An Ode to the Intolerant Secular Democracy

mascettiBy Yaacov Mascetti*

Recent events, together with the broad reality we live in here in the Middle East, have brought me to ponder on some questions which I’d like to share with you. There is something unfair in the fact that the violent, aggressive, anti-democratic forces stirring within Israeli society today have always an advantage when confronted with the open-mindedness of liberal ideas. It’s never actually a fair clash – never.

If I claim the freedom of speech for everyone, and then I find myself in the difficult position of having to silence those intestine voices supporting the theocratization of society, or the deportation of alien populations (aka Arabs), or the re-building of the Temple and the destruction of the mosques, then there is something I must have done which needs to be fixed, needs to be thought over again. If I create a democratic forum where representatives of the people will conceive, discuss and vote on laws (aka The Knesset – the Israeli parliament), and then I find myself in the difficult position of having to tolerate the presence of voices arguing against the existence of that social and political entity called “Israel” within that very forum, then there is something wrong, then there is something that needs to be fixed. When I finance, support and then defend settlements in the midst of territories occupied during a necessary war which my country gloriously won in six days, territories held in the firm grip of military laws for 48 years where the local Arab population slowly developed what then took the shape of a very strong national identity, and in some of those settlements I then tolerate the presence of anti-democratic discourses / actions against the local Arab population first, and then the non-Jewish religious presence in all of Israel, while some parts of the Arab population start fighting the military occupation with violent and gruesome terrorist acts against the civilians within Israel, then I may have made some mistakes along the way and may now actually have a problem.

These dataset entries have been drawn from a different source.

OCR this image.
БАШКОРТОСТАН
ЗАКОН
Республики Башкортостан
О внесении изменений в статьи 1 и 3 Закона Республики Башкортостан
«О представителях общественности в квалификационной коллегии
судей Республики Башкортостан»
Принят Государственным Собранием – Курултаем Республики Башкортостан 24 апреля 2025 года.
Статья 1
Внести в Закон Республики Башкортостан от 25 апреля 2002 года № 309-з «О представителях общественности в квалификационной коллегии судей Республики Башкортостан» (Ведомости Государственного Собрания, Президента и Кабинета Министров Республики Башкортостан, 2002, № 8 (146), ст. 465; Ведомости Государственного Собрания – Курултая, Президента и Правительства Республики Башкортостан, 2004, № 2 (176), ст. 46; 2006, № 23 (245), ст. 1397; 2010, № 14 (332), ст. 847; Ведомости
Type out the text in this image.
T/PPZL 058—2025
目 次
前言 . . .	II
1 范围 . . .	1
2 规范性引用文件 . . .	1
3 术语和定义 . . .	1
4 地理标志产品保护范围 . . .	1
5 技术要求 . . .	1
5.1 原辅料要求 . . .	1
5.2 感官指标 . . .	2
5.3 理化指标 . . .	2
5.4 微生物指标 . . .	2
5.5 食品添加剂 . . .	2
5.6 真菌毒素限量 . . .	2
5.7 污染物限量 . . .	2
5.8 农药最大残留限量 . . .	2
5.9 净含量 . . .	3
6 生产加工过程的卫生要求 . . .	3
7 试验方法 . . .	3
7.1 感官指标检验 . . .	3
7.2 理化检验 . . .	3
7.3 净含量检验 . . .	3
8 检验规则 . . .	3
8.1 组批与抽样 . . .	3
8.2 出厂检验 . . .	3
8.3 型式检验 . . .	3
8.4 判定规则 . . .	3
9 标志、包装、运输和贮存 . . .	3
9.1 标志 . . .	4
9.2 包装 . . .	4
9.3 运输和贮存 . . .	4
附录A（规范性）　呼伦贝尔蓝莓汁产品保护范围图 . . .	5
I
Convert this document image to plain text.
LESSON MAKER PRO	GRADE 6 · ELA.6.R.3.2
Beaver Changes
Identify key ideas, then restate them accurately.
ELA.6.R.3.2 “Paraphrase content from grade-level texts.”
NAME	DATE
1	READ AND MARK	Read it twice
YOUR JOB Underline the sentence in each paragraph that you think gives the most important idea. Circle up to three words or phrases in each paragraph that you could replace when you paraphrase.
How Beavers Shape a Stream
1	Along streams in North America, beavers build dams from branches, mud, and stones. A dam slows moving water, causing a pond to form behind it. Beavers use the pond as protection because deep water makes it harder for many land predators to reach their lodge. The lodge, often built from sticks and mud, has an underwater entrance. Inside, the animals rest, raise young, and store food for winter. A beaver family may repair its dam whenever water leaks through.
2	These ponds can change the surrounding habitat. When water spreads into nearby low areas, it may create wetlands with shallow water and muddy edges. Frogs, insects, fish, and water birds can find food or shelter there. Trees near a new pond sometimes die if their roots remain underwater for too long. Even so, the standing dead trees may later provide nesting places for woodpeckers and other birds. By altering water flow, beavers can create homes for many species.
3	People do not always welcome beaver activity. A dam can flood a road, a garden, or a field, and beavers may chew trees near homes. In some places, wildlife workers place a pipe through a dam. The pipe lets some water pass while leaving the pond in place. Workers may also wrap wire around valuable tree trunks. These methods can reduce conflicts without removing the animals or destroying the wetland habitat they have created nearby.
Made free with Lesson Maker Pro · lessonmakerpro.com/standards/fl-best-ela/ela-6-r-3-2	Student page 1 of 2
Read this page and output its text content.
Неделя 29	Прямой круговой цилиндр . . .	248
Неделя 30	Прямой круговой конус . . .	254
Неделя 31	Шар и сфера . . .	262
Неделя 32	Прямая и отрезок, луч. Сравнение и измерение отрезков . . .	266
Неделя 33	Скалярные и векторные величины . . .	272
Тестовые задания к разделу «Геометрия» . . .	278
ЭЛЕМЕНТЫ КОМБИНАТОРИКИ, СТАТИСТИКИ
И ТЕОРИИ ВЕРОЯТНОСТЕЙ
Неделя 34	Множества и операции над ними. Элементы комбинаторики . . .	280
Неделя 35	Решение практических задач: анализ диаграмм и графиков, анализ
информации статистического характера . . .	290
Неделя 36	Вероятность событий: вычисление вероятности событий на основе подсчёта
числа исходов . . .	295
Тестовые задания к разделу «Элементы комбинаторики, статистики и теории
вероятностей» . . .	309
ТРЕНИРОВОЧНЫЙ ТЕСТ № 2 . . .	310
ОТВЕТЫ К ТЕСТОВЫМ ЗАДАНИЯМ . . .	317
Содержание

When I firmly believe that every human being is born equal and has, as a consequence, the exact same rights to a decent life, and then, specifically because I am such a staunch believer in freedom of speech, I allow certain parts of my society (defined in the local media as “crazy weeds”) to argue against those very ideals, and to foster conceptions of social structures where certain citizens are given priority because of inherent religious / ethnic characteristics, and I let those ideas spread mike weeds in my society and then actually become the majority within that parliament created in the name of my ideals, then I have gone wrong somewhere. When one of my prime ministers is killed in the name of a religious concept (din rodef) because he is pushing for the normalization of relations with the Arab population, by someone who obviously does not share my ideas of democratic discussion of ideas, pluralism, and government of the people, but decides to shoot bullets at a man in order to defend a Land that is inherently more important than human life, then I have a serious problem.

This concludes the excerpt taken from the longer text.